For years, Samantha was addicted to drugs and spent time in and out of jail. During her last stint in jail, she was interviewed by Detective Joel Reinesch. Samantha was withdrawing from meth and heroin, hadn’t showered in days, and frankly didn’t care much to talk to the detective. All she wanted from him was a cigarette.
She never got that cigarette. Instead, she found Jesus in jail and never looked back – she got a new life. Samantha told herself when she got out of jail, she would focus on giving back to the community that helped her sober up and get her life on track.
At thirty-five years old, newly sober, and fresh out of jail, Samantha stepped foot in a classroom. She received an associate degree in human services, but quickly decided she wanted to take her education to the next level. She enrolled at Dakota Wesleyan University to pursue a bachelor’s degree in criminal justice.

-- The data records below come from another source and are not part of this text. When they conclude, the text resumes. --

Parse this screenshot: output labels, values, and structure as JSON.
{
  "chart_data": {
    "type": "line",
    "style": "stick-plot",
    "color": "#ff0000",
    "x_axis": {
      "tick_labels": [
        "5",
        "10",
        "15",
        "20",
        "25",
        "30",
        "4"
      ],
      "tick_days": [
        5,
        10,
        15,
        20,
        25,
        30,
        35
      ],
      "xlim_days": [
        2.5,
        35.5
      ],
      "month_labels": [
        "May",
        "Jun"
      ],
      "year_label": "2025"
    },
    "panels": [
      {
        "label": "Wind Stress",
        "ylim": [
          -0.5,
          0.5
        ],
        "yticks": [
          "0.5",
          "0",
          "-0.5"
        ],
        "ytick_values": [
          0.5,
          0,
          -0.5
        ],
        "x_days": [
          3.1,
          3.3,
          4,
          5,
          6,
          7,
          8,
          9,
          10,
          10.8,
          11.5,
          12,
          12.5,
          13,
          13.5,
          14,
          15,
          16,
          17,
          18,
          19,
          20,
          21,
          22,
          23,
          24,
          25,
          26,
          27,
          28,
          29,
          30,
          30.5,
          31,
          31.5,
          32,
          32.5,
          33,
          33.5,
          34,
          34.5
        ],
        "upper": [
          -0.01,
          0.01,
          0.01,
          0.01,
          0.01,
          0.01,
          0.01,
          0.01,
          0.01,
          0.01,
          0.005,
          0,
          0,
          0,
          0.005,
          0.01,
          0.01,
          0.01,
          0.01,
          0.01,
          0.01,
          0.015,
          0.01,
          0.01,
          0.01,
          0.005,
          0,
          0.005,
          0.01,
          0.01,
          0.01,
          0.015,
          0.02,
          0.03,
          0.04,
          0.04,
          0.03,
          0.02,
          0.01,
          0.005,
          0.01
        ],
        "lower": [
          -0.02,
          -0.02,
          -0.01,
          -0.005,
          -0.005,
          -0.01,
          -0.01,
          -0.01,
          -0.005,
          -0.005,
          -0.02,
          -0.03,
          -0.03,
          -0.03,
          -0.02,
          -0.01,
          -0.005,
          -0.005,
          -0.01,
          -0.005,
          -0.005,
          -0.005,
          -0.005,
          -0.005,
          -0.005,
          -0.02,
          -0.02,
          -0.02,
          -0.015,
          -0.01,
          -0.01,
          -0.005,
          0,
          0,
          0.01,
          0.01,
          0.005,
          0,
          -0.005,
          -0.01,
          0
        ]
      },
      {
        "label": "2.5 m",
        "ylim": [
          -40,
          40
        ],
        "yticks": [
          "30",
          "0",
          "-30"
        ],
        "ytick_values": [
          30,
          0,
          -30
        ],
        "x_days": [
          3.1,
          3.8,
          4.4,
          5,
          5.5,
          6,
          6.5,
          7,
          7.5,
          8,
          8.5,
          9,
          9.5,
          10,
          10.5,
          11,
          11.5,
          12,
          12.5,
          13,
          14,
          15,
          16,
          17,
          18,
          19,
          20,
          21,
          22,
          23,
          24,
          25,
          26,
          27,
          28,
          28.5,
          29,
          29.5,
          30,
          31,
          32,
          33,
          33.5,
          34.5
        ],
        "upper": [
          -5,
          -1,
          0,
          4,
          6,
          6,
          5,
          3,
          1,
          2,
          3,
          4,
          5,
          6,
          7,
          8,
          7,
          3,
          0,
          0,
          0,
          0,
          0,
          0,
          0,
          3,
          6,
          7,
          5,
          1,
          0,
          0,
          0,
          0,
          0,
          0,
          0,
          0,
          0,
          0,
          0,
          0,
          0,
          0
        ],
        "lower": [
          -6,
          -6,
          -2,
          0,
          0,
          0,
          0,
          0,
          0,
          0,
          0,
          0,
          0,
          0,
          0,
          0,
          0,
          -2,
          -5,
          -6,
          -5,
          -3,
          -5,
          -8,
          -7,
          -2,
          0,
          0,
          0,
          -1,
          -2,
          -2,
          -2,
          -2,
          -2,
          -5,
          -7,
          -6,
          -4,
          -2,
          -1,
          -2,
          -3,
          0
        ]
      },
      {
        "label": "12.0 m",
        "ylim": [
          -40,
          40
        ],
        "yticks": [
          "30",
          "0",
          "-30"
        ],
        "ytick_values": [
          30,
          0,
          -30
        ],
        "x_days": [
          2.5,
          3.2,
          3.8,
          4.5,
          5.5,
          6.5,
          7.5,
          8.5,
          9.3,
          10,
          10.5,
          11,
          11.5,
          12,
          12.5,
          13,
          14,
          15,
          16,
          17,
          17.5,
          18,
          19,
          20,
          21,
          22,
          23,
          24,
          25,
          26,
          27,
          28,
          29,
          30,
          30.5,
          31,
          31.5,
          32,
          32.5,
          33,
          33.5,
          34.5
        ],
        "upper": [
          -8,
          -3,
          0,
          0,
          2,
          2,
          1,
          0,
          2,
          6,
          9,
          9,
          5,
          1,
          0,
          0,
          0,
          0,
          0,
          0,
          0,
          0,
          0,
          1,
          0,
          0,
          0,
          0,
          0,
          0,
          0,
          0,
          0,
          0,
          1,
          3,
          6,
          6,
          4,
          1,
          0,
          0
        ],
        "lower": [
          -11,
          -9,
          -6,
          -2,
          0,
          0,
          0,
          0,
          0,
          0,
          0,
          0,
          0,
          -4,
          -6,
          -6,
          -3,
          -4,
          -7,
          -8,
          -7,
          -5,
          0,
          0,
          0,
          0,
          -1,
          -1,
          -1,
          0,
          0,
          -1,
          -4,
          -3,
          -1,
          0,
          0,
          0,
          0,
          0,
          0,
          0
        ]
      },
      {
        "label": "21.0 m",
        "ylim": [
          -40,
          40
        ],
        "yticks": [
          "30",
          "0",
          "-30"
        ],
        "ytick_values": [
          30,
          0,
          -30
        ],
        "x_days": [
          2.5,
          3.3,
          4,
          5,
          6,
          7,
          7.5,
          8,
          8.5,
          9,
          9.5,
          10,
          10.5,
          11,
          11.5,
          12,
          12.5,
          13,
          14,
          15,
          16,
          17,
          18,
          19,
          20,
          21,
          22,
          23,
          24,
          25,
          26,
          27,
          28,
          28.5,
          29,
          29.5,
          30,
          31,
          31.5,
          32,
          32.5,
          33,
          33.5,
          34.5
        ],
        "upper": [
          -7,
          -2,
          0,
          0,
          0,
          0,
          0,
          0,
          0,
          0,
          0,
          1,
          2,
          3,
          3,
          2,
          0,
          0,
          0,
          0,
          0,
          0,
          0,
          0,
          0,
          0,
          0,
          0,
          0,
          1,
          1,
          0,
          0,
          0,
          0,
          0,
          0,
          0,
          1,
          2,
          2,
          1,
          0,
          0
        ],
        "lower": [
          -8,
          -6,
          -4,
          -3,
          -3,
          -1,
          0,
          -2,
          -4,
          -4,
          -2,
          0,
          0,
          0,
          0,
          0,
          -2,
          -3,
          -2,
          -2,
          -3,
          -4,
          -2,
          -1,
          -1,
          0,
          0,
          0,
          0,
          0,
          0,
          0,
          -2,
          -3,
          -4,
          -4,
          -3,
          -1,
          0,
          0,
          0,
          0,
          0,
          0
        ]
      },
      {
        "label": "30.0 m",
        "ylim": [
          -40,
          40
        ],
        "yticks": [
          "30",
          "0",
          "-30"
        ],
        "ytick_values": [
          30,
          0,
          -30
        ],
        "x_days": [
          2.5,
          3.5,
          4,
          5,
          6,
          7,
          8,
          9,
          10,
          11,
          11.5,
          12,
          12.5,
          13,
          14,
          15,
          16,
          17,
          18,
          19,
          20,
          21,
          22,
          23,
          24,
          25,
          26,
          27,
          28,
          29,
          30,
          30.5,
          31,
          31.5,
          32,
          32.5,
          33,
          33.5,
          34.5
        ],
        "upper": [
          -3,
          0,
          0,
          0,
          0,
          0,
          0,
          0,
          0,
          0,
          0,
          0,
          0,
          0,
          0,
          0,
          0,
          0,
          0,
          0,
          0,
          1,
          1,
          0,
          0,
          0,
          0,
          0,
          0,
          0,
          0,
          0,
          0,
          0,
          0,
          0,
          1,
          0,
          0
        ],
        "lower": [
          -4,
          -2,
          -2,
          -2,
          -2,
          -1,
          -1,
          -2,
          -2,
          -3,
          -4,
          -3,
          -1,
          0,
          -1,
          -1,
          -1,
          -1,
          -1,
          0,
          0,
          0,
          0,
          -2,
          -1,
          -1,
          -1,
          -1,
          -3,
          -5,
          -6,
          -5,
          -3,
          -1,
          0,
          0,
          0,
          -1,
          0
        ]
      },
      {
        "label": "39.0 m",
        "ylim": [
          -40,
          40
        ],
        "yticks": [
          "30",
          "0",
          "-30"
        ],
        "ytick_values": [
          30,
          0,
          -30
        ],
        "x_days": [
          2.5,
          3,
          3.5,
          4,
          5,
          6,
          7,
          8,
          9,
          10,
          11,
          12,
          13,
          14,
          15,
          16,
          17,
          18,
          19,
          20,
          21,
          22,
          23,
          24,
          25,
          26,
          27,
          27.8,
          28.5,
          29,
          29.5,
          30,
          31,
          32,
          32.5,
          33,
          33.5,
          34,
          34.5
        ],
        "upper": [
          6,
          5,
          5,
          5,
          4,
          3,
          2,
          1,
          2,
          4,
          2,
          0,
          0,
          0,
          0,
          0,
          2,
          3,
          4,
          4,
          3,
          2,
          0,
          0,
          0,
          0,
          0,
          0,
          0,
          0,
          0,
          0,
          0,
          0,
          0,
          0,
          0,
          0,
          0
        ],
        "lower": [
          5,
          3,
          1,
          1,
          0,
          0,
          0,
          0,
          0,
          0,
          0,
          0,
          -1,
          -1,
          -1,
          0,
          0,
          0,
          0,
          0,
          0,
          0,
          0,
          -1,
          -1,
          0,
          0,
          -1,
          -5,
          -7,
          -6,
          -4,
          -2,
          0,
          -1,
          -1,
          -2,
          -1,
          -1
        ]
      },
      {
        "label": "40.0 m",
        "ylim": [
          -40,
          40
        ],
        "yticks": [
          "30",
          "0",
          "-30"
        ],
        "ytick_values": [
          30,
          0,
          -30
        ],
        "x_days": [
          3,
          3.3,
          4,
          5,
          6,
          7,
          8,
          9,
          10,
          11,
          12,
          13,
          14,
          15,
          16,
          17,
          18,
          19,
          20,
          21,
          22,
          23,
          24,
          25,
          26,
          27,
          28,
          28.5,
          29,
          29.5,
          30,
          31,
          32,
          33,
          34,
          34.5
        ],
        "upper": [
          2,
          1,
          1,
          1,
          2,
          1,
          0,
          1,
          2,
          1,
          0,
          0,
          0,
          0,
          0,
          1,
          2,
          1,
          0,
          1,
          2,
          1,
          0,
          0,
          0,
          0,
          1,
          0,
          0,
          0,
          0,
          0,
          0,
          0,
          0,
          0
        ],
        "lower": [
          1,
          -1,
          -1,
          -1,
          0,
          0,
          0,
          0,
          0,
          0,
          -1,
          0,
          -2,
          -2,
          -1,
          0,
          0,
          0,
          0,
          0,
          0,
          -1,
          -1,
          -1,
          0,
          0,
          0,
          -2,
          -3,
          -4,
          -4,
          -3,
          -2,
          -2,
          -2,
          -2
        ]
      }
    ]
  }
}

Would you believe me if I told you on her first day she was assigned an advisor and that advisor turned out to be none other than the detective that processed her jail paper work years prior? Samantha said both her and Detective Reinesch felt awkward at first. She credits God’s grace and ability to change hearts and minds for where their friendship is today.
When I asked Detective Reinesch what he thought about her story, he responded with this:
“We all have either been personally touched by addiction or have known someone or a family that has. As a police officer, I saw it daily and saw how debilitating it can be on the individual, but especially their family as well. I’m in awe of Sam’s journey and the strength she has shown through all of this and continues to show today. The pride you could see in her eyes, on her face and in her voice when she received her diploma from Dakota Wesleyan was immeasurable.
“Addicts fight that addiction every single day. She did it as a single mother to two, working to pay the bills to provide for them on top of attending college full-time with students half her age. She had every reason to throw in the towel and give in. Instead, she showed up every single day, turned in every single assignment and never once offered excuses when things got hard or uncomfortable and finished as an Honor Graduate. I saw Sam at her lowest of lows and am incredibly blessed to see her at the best of her best."
Samantha walked across the graduation stage this year – and Detective Reinesch presented her with her academic hood. She credits him for playing a significant role in her development and success at DWU.
Like Detective Reinesch said, her belief and determination are a blueprint forward for all of us. I hope her story reminds you good things are happening, even in 2020.